# Tiled matmul

In this simple tutorial we will see how to perform a `matmul` with tiling.
Tiling is a technique based on matrix partition, each block is called a tile.

With tiling, `matmul`:
* computation can be performed in parallel, a domain where GPUs excels;
* global memory (GM) access are limited, GM access being the GPU bottleneck (compared to computation).


In [1]:
import torch

M, N, K = 15, 9, 12

A = torch.rand((M, K))
B = torch.rand((K, N))

# Simple matmul with tiling

Simple example showing how we can perform a `matmul` through tiling.

Basic introduction to the subject can be found here:

* https://docs.nvidia.com/deeplearning/performance/dl-performance-matrix-multiplication/index.html
* https://penny-xu.github.io/blog/tiled-matrix-multiplication

Parallelization can be applied at each `M` and `N` for loop levels.
However, best use of global memory access requires to be a bit smarter.
Check our dedicated explanation in tutorials.

Values used below are a arbitrary and small to be printable if needed.
Rule of thumb in defining tile shape is:
* large tile size increase data reuse, but decrease thread-level parallelism;
* small tile size increase thread-level parallelism but reduce data reuse.

In [2]:
# for simplification tile shapes are all multiple of matrix shapes
# otherwise we would need to check matrix bounds and mask out of bounds values by 0s in tiles
block_M, block_N, block_K = M // 3, N // 3, K // 2

output = torch.zeros((M, N))
total_load = 0
total_write = 0

for index_M in range(0, M, block_M):
    start_M = index_M
    end_M = index_M + block_M

    for index_N in range(0, N, block_N):
        start_N = index_N
        end_N = index_N + block_N
        accumulator = torch.zeros((block_M, block_N))
        for index_K in range(0, K, block_K):
            start_K = index_K
            end_K = index_K + block_K

            tile_A = A[start_M:end_M, start_K:end_K]
            total_load += tile_A.numel()
            tile_B = B[start_K:end_K, start_N:end_N]
            total_load += tile_B.numel()
            # @ means matmul in numpy and pytorch
            accumulator += tile_A @ tile_B
        output[start_M:end_M, start_N:end_N] = accumulator
        total_write += accumulator.numel()
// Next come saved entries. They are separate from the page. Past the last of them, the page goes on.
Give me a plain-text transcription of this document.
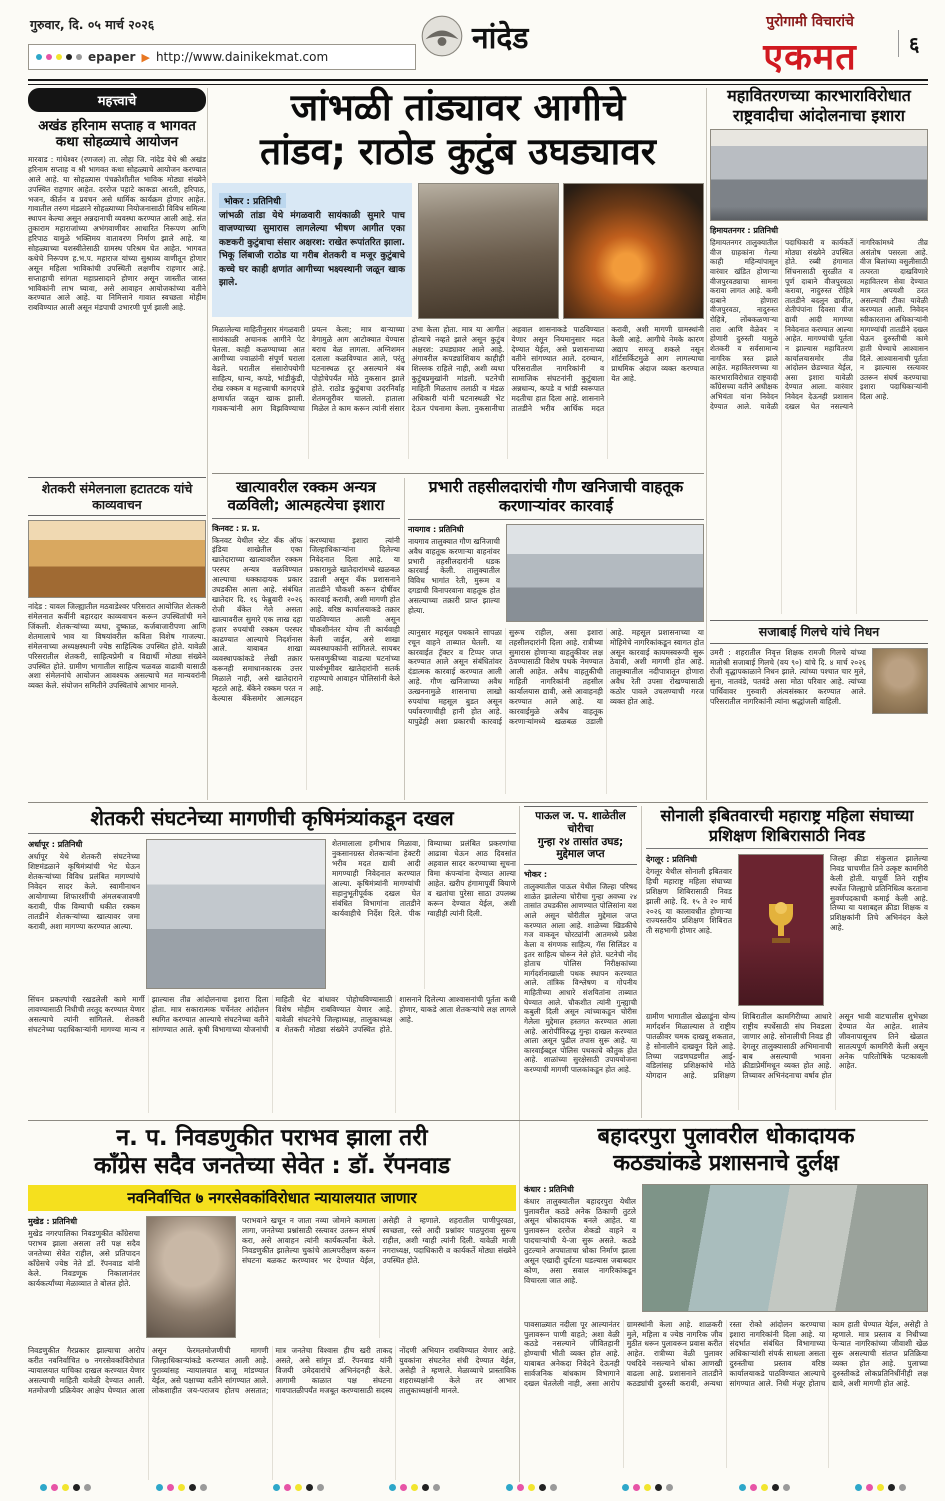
गुरुवार, दि. ०५ मार्च २०२६
epaper ▶ http://www.dainikekmat.com
नांदेड	पुरोगामी विचारांचे
एकमत	६
महत्त्वाचे
अखंड हरिनाम सप्ताह व भागवत कथा सोहळ्याचे आयोजन
मारवाड : गांधेश्वर (रणजल) ता. लोहा जि. नांदेड येथे श्री अखंड हरिनाम सप्ताह व श्री भागवत कथा सोहळ्याचे आयोजन करण्यात आले आहे. या सोहळ्यास पंचक्रोशीतील भाविक मोठ्या संख्येने उपस्थित राहणार आहेत. दररोज पहाटे काकडा आरती, हरिपाठ, भजन, कीर्तन व प्रवचन असे धार्मिक कार्यक्रम होणार आहेत. गावातील तरुण मंडळाने सोहळ्याच्या नियोजनासाठी विविध समित्या स्थापन केल्या असून अन्नदानाची व्यवस्था करण्यात आली आहे. संत तुकाराम महाराजांच्या अभंगवाणीवर आधारित निरूपण आणि हरिपाठ यामुळे भक्तिमय वातावरण निर्माण झाले आहे. या सोहळ्याच्या यशस्वीतेसाठी ग्रामस्थ परिश्रम घेत आहेत. भागवत कथेचे निरूपण ह.भ.प. महाराज यांच्या सुश्राव्य वाणीतून होणार असून महिला भाविकांची उपस्थिती लक्षणीय राहणार आहे. सप्ताहाची सांगता महाप्रसादाने होणार असून जास्तीत जास्त भाविकांनी लाभ घ्यावा, असे आवाहन आयोजकांच्या वतीने करण्यात आले आहे. या निमित्ताने गावात स्वच्छता मोहीम राबविण्यात आली असून मंडपाची उभारणी पूर्ण झाली आहे.
शेतकरी संमेलनाला हटातटक यांचे काव्यवाचन
नांदेड : यावल जिल्ह्यातील मठवाडेश्वर परिसरात आयोजित शेतकरी संमेलनात कवींनी बहारदार काव्यवाचन करून उपस्थितांची मने जिंकली. शेतकऱ्यांच्या व्यथा, दुष्काळ, कर्जबाजारीपणा आणि शेतमालाचे भाव या विषयांवरील कविता विशेष गाजल्या. संमेलनाच्या अध्यक्षस्थानी ज्येष्ठ साहित्यिक उपस्थित होते. यावेळी परिसरातील शेतकरी, साहित्यप्रेमी व विद्यार्थी मोठ्या संख्येने उपस्थित होते. ग्रामीण भागातील साहित्य चळवळ वाढावी यासाठी अशा संमेलनांचे आयोजन आवश्यक असल्याचे मत मान्यवरांनी व्यक्त केले. संयोजन समितीने उपस्थितांचे आभार मानले.
जांभळी तांड्यावर आगीचे
तांडव; राठोड कुटुंब उघड्यावर
भोकर : प्रतिनिधी
जांभळी तांडा येथे मंगळवारी सायंकाळी सुमारे पाच वाजण्याच्या सुमारास लागलेल्या भीषण आगीत एका कष्टकरी कुटुंबाचा संसार अक्षरश: राखेत रूपांतरित झाला. भिकू लिंबाजी राठोड या गरीब शेतकरी व मजूर कुटुंबाचे कच्चे घर काही क्षणांत आगीच्या भक्ष्यस्थानी जळून खाक झाले.
मिळालेल्या माहितीनुसार मंगळवारी सायंकाळी अचानक आगीने पेट घेतला. काही कळण्याच्या आत आगीच्या ज्वाळांनी संपूर्ण घराला वेढले. घरातील संसारोपयोगी साहित्य, धान्य, कपडे, भांडीकुंडी, रोख रक्कम व महत्त्वाची कागदपत्रे क्षणार्धात जळून खाक झाली. गावकऱ्यांनी आग विझविण्याचा प्रयत्न केला; मात्र वाऱ्याच्या वेगामुळे आग आटोक्यात येण्यास बराच वेळ लागला. अग्निशमन दलाला कळविण्यात आले, परंतु घटनास्थळ दूर असल्याने बंब पोहोचेपर्यंत मोठे नुकसान झाले होते. राठोड कुटुंबाचा उदरनिर्वाह शेतमजुरीवर चालतो. हाताला मिळेल ते काम करून त्यांनी संसार उभा केला होता. मात्र या आगीत होत्याचे नव्हते झाले असून कुटुंब अक्षरश: उघड्यावर आले आहे. अंगावरील कपड्यांशिवाय काहीही शिल्लक राहिले नाही, अशी व्यथा कुटुंबप्रमुखांनी मांडली. घटनेची माहिती मिळताच तलाठी व मंडळ अधिकारी यांनी घटनास्थळी भेट देऊन पंचनामा केला. नुकसानीचा अहवाल शासनाकडे पाठविण्यात येणार असून नियमानुसार मदत देण्यात येईल, असे प्रशासनाच्या वतीने सांगण्यात आले. दरम्यान, परिसरातील नागरिकांनी व सामाजिक संघटनांनी कुटुंबाला अन्नधान्य, कपडे व भांडी स्वरूपात मदतीचा हात दिला आहे. शासनाने तातडीने भरीव आर्थिक मदत करावी, अशी मागणी ग्रामस्थांनी केली आहे. आगीचे नेमके कारण अद्याप समजू शकले नसून शॉर्टसर्किटमुळे आग लागल्याचा प्राथमिक अंदाज व्यक्त करण्यात येत आहे.
महावितरणच्या कारभाराविरोधात राष्ट्रवादीचा आंदोलनाचा इशारा
हिमायतनगर : प्रतिनिधी
हिमायतनगर तालुक्यातील वीज ग्राहकांना गेल्या काही महिन्यांपासून वारंवार खंडित होणाऱ्या वीजपुरवठ्याचा सामना करावा लागत आहे. कमी दाबाने होणारा वीजपुरवठा, नादुरुस्त रोहित्रे, लोंबकळणाऱ्या तारा आणि वेळेवर न होणारी दुरुस्ती यामुळे शेतकरी व सर्वसामान्य नागरिक त्रस्त झाले आहेत. महावितरणच्या या कारभाराविरोधात राष्ट्रवादी काँग्रेसच्या वतीने अधीक्षक अभियंता यांना निवेदन देण्यात आले. यावेळी पदाधिकारी व कार्यकर्ते मोठ्या संख्येने उपस्थित होते. रब्बी हंगामात सिंचनासाठी सुरळीत व पूर्ण दाबाने वीजपुरवठा करावा, नादुरुस्त रोहित्रे तातडीने बदलून द्यावीत, शेतीपंपांना दिवसा वीज द्यावी आदी मागण्या निवेदनात करण्यात आल्या आहेत. मागण्यांची पूर्तता न झाल्यास महावितरण कार्यालयासमोर तीव्र आंदोलन छेडण्यात येईल, असा इशारा यावेळी देण्यात आला. वारंवार निवेदन देऊनही प्रशासन दखल घेत नसल्याने नागरिकांमध्ये तीव्र असंतोष पसरला आहे. वीज बिलांच्या वसुलीसाठी तत्परता दाखविणारे महावितरण सेवा देण्यात मात्र अपयशी ठरत असल्याची टीका यावेळी करण्यात आली. निवेदन स्वीकारताना अधिकाऱ्यांनी मागण्यांची तातडीने दखल घेऊन दुरुस्तीची कामे हाती घेण्याचे आश्वासन दिले. आश्वासनाची पूर्तता न झाल्यास रस्त्यावर उतरून संघर्ष करण्याचा इशारा पदाधिकाऱ्यांनी दिला आहे.
सजाबाई गिलचे यांचे निधन
उमरी : शहरातील निवृत्त शिक्षक रामजी गिलचे यांच्या मातोश्री सजाबाई गिलचे (वय ९०) यांचे दि. ४ मार्च २०२६ रोजी वृद्धापकाळाने निधन झाले. त्यांच्या पश्चात चार मुले, सुना, नातवंडे, पतवंडे असा मोठा परिवार आहे. त्यांच्या पार्थिवावर गुरुवारी अंत्यसंस्कार करण्यात आले. परिसरातील नागरिकांनी त्यांना श्रद्धांजली वाहिली.
खात्यावरील रक्कम अन्यत्र वळविली; आत्महत्येचा इशारा
किनवट : प्र. प्र.
किनवट येथील स्टेट बँक ऑफ इंडिया शाखेतील एका खातेदाराच्या खात्यावरील रक्कम परस्पर अन्यत्र वळविण्यात आल्याचा धक्कादायक प्रकार उघडकीस आला आहे. संबंधित खातेदार दि. १६ फेब्रुवारी २०२६ रोजी बँकेत गेले असता खात्यावरील सुमारे एक लाख दहा हजार रुपयांची रक्कम परस्पर काढण्यात आल्याचे निदर्शनास आले. याबाबत शाखा व्यवस्थापकांकडे लेखी तक्रार करूनही समाधानकारक उत्तर मिळाले नाही, असे खातेदाराने म्हटले आहे. बँकेने रक्कम परत न केल्यास बँकेसमोर आत्मदहन करण्याचा इशारा त्यांनी जिल्हाधिकाऱ्यांना दिलेल्या निवेदनात दिला आहे. या प्रकारामुळे खातेदारांमध्ये खळबळ उडाली असून बँक प्रशासनाने तातडीने चौकशी करून दोषींवर कारवाई करावी, अशी मागणी होत आहे. वरिष्ठ कार्यालयाकडे तक्रार पाठविण्यात आली असून चौकशीनंतर योग्य ती कार्यवाही केली जाईल, असे शाखा व्यवस्थापकांनी सांगितले. सायबर फसवणुकीच्या वाढत्या घटनांच्या पार्श्वभूमीवर खातेदारांनी सतर्क राहण्याचे आवाहन पोलिसांनी केले आहे.
प्रभारी तहसीलदारांची गौण खनिजाची वाहतूक करणाऱ्यांवर कारवाई
नायगाव : प्रतिनिधी
नायगाव तालुक्यात गौण खनिजाची अवैध वाहतूक करणाऱ्या वाहनांवर प्रभारी तहसीलदारांनी धडक कारवाई केली. तालुक्यातील विविध भागांत रेती, मुरूम व दगडाची विनापरवाना वाहतूक होत असल्याच्या तक्रारी प्राप्त झाल्या होत्या.
त्यानुसार महसूल पथकाने सापळा रचून वाहने ताब्यात घेतली. या कारवाईत ट्रॅक्टर व टिप्पर जप्त करण्यात आले असून संबंधितांवर दंडात्मक कारवाई करण्यात आली आहे. गौण खनिजाच्या अवैध उत्खननामुळे शासनाचा लाखो रुपयांचा महसूल बुडत असून पर्यावरणाचीही हानी होत आहे. यापुढेही अशा प्रकारची कारवाई सुरूच राहील, असा इशारा तहसीलदारांनी दिला आहे. रात्रीच्या सुमारास होणाऱ्या वाहतुकीवर लक्ष ठेवण्यासाठी विशेष पथके नेमण्यात आली आहेत. अवैध वाहतुकीची माहिती नागरिकांनी तहसील कार्यालयास द्यावी, असे आवाहनही करण्यात आले आहे. या कारवाईमुळे अवैध वाहतूक करणाऱ्यांमध्ये खळबळ उडाली आहे. महसूल प्रशासनाच्या या मोहिमेचे नागरिकांकडून स्वागत होत असून कारवाई कायमस्वरूपी सुरू ठेवावी, अशी मागणी होत आहे. तालुक्यातील नदीपात्रातून होणारा अवैध रेती उपसा रोखण्यासाठी कठोर पावले उचलण्याची गरज व्यक्त होत आहे.
शेतकरी संघटनेच्या मागणीची कृषिमंत्र्यांकडून दखल
अर्धापूर : प्रतिनिधी
अर्धापूर येथे शेतकरी संघटनेच्या शिष्टमंडळाने कृषिमंत्र्यांची भेट घेऊन शेतकऱ्यांच्या विविध प्रलंबित मागण्यांचे निवेदन सादर केले. स्वामीनाथन आयोगाच्या शिफारशींची अंमलबजावणी करावी, पीक विम्याची थकीत रक्कम तातडीने शेतकऱ्यांच्या खात्यावर जमा करावी, अशा मागण्या करण्यात आल्या.
शेतमालाला हमीभाव मिळावा, नुकसानग्रस्त शेतकऱ्यांना हेक्टरी भरीव मदत द्यावी आदी मागण्याही निवेदनात करण्यात आल्या. कृषिमंत्र्यांनी मागण्यांची सहानुभूतीपूर्वक दखल घेत संबंधित विभागांना तातडीने कार्यवाहीचे निर्देश दिले. पीक विम्याच्या प्रलंबित प्रकरणांचा आढावा घेऊन आठ दिवसांत अहवाल सादर करण्याच्या सूचना विमा कंपन्यांना देण्यात आल्या आहेत. खरीप हंगामापूर्वी बियाणे व खतांचा पुरेसा साठा उपलब्ध करून देण्यात येईल, अशी ग्वाहीही त्यांनी दिली.
सिंचन प्रकल्पांची रखडलेली कामे मार्गी लावण्यासाठी निधीची तरतूद करण्यात येणार असल्याचे त्यांनी सांगितले. शेतकरी संघटनेच्या पदाधिकाऱ्यांनी मागण्या मान्य न झाल्यास तीव्र आंदोलनाचा इशारा दिला होता. मात्र सकारात्मक चर्चेनंतर आंदोलन स्थगित करण्यात आल्याचे संघटनेच्या वतीने सांगण्यात आले. कृषी विभागाच्या योजनांची माहिती थेट बांधावर पोहोचविण्यासाठी विशेष मोहीम राबविण्यात येणार आहे. यावेळी संघटनेचे जिल्हाध्यक्ष, तालुकाध्यक्ष व शेतकरी मोठ्या संख्येने उपस्थित होते. शासनाने दिलेल्या आश्वासनांची पूर्तता कधी होणार, याकडे आता शेतकऱ्यांचे लक्ष लागले आहे.
पाऊल ज. प. शाळेतील चोरीचा
गुन्हा २४ तासांत उघड; मुद्देमाल जप्त
भोकर :
तालुक्यातील पाऊल येथील जिल्हा परिषद शाळेत झालेल्या चोरीचा गुन्हा अवघ्या २४ तासांत उघडकीस आणण्यात पोलिसांना यश आले असून चोरीतील मुद्देमाल जप्त करण्यात आला आहे. शाळेच्या खिडकीचे गज वाकवून चोरट्यांनी आतमध्ये प्रवेश केला व संगणक साहित्य, गॅस सिलिंडर व इतर साहित्य चोरून नेले होते. घटनेची नोंद होताच पोलिस निरीक्षकांच्या मार्गदर्शनाखाली पथक स्थापन करण्यात आले. तांत्रिक विश्लेषण व गोपनीय माहितीच्या आधारे संशयितांना ताब्यात घेण्यात आले. चौकशीत त्यांनी गुन्ह्याची कबुली दिली असून त्यांच्याकडून चोरीस गेलेला मुद्देमाल हस्तगत करण्यात आला आहे. आरोपींविरुद्ध गुन्हा दाखल करण्यात आला असून पुढील तपास सुरू आहे. या कारवाईबद्दल पोलिस पथकाचे कौतुक होत आहे. शाळांच्या सुरक्षेसाठी उपाययोजना करण्याची मागणी पालकांकडून होत आहे.
सोनाली इबितवारची महाराष्ट्र महिला संघाच्या प्रशिक्षण शिबिरासाठी निवड
देगलूर : प्रतिनिधी
देगलूर येथील सोनाली इबितवार हिची महाराष्ट्र महिला संघाच्या प्रशिक्षण शिबिरासाठी निवड झाली आहे. दि. १५ ते २० मार्च २०२६ या कालावधीत होणाऱ्या राज्यस्तरीय प्रशिक्षण शिबिरात ती सहभागी होणार आहे.
जिल्हा क्रीडा संकुलात झालेल्या निवड चाचणीत तिने उत्कृष्ट कामगिरी केली होती. यापूर्वी तिने राष्ट्रीय स्पर्धेत जिल्ह्याचे प्रतिनिधित्व करताना सुवर्णपदकाची कमाई केली आहे. तिच्या या यशाबद्दल क्रीडा शिक्षक व प्रशिक्षकांनी तिचे अभिनंदन केले आहे.
ग्रामीण भागातील खेळाडूंना योग्य मार्गदर्शन मिळाल्यास ते राष्ट्रीय पातळीवर चमक दाखवू शकतात, हे सोनालीने दाखवून दिले आहे. तिच्या जडणघडणीत आई-वडिलांसह प्रशिक्षकांचे मोठे योगदान आहे. प्रशिक्षण शिबिरातील कामगिरीच्या आधारे राष्ट्रीय स्पर्धेसाठी संघ निवडला जाणार आहे. सोनालीची निवड ही देगलूर तालुक्यासाठी अभिमानाची बाब असल्याची भावना क्रीडाप्रेमींमधून व्यक्त होत आहे. तिच्यावर अभिनंदनाचा वर्षाव होत असून भावी वाटचालीस शुभेच्छा देण्यात येत आहेत. शालेय जीवनापासूनच तिने खेळात सातत्यपूर्ण कामगिरी केली असून अनेक पारितोषिके पटकावली आहेत.
न. प. निवडणुकीत पराभव झाला तरी
काँग्रेस सदैव जनतेच्या सेवेत : डॉ. रॅपनवाड
नवनिर्वाचित ७ नगरसेवकांविरोधात न्यायालयात जाणार
मुखेड : प्रतिनिधी
मुखेड नगरपालिका निवडणुकीत काँग्रेसचा पराभव झाला असला तरी पक्ष सदैव जनतेच्या सेवेत राहील, असे प्रतिपादन काँग्रेसचे ज्येष्ठ नेते डॉ. रॅपनवाड यांनी केले. निवडणूक निकालानंतर कार्यकर्त्यांच्या मेळाव्यात ते बोलत होते.
पराभवाने खचून न जाता नव्या जोमाने कामाला लागा, जनतेच्या प्रश्नांसाठी रस्त्यावर उतरून संघर्ष करा, असे आवाहन त्यांनी कार्यकर्त्यांना केले. निवडणुकीत झालेल्या चुकांचे आत्मपरीक्षण करून संघटना बळकट करण्यावर भर देण्यात येईल, असेही ते म्हणाले. शहरातील पाणीपुरवठा, स्वच्छता, रस्ते आदी प्रश्नांवर पाठपुरावा सुरूच राहील, अशी ग्वाही त्यांनी दिली. यावेळी माजी नगराध्यक्ष, पदाधिकारी व कार्यकर्ते मोठ्या संख्येने उपस्थित होते.
निवडणुकीत गैरप्रकार झाल्याचा आरोप करीत नवनिर्वाचित ७ नगरसेवकांविरोधात न्यायालयात याचिका दाखल करण्यात येणार असल्याची माहिती यावेळी देण्यात आली. मतमोजणी प्रक्रियेवर आक्षेप घेण्यात आला असून फेरमतमोजणीची मागणी जिल्हाधिकाऱ्यांकडे करण्यात आली आहे. पुराव्यांसह न्यायालयात बाजू मांडण्यात येईल, असे पक्षाच्या वतीने सांगण्यात आले. लोकशाहीत जय-पराजय होतच असतात; मात्र जनतेचा विश्वास हीच खरी ताकद असते, असे सांगून डॉ. रॅपनवाड यांनी विजयी उमेदवारांचे अभिनंदनही केले. आगामी काळात पक्ष संघटना गावपातळीपर्यंत मजबूत करण्यासाठी सदस्य नोंदणी अभियान राबविण्यात येणार आहे. युवकांना संघटनेत संधी देण्यात येईल, असेही ते म्हणाले. मेळाव्याचे प्रास्ताविक शहराध्यक्षांनी केले तर आभार तालुकाध्यक्षांनी मानले.
बहादरपुरा पुलावरील धोकादायक
कठड्यांकडे प्रशासनाचे दुर्लक्ष
कंधार : प्रतिनिधी
कंधार तालुक्यातील बहादरपुरा येथील पुलावरील कठडे अनेक ठिकाणी तुटले असून धोकादायक बनले आहेत. या पुलावरून दररोज शेकडो वाहने व पादचाऱ्यांची ये-जा सुरू असते. कठडे तुटल्याने अपघाताचा धोका निर्माण झाला असून एखादी दुर्घटना घडल्यास जबाबदार कोण, असा सवाल नागरिकांकडून विचारला जात आहे.
पावसाळ्यात नदीला पूर आल्यानंतर पुलावरून पाणी वाहते; अशा वेळी कठडे नसल्याने जीवितहानी होण्याची भीती व्यक्त होत आहे. याबाबत अनेकदा निवेदने देऊनही सार्वजनिक बांधकाम विभागाने दखल घेतलेली नाही, असा आरोप ग्रामस्थांनी केला आहे. शाळकरी मुले, महिला व ज्येष्ठ नागरिक जीव मुठीत धरून पुलावरून प्रवास करीत आहेत. रात्रीच्या वेळी पुलावर पथदिवे नसल्याने धोका आणखी वाढला आहे. प्रशासनाने तातडीने कठड्यांची दुरुस्ती करावी, अन्यथा रस्ता रोको आंदोलन करण्याचा इशारा नागरिकांनी दिला आहे. या संदर्भात संबंधित विभागाच्या अधिकाऱ्यांशी संपर्क साधला असता दुरुस्तीचा प्रस्ताव वरिष्ठ कार्यालयाकडे पाठविण्यात आल्याचे सांगण्यात आले. निधी मंजूर होताच काम हाती घेण्यात येईल, असेही ते म्हणाले. मात्र प्रस्ताव व निधीच्या फेऱ्यात नागरिकांच्या जीवाशी खेळ सुरू असल्याची संतप्त प्रतिक्रिया व्यक्त होत आहे. पुलाच्या दुरुस्तीकडे लोकप्रतिनिधींनीही लक्ष द्यावे, अशी मागणी होत आहे.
assert torch.allclose(output, A @ B)
print("total load from GM:", total_load)
print("total write to GM:", total_write)

total load from GM: 864
total write to GM: 135


In the code above, we have tracked the quantity of global memory (GPU DRAM) load and write.
Guessing the quantity of data written is quite obvious, it's the number of elements inside the output matrix, so
`MxN`.

In [3]:
M * N

135

Regarding the loading, it is: (tile A shape + tile B shape) repeated on each `M`, `N`, `K` axis.

In [4]:
((block_M * block_K) + (block_K * block_N)) * (K / block_K) * (N / block_N) * (M / block_M)

864.0

You can note that if you make `block_N` and `block_M` smaller, it will increase the number of readings.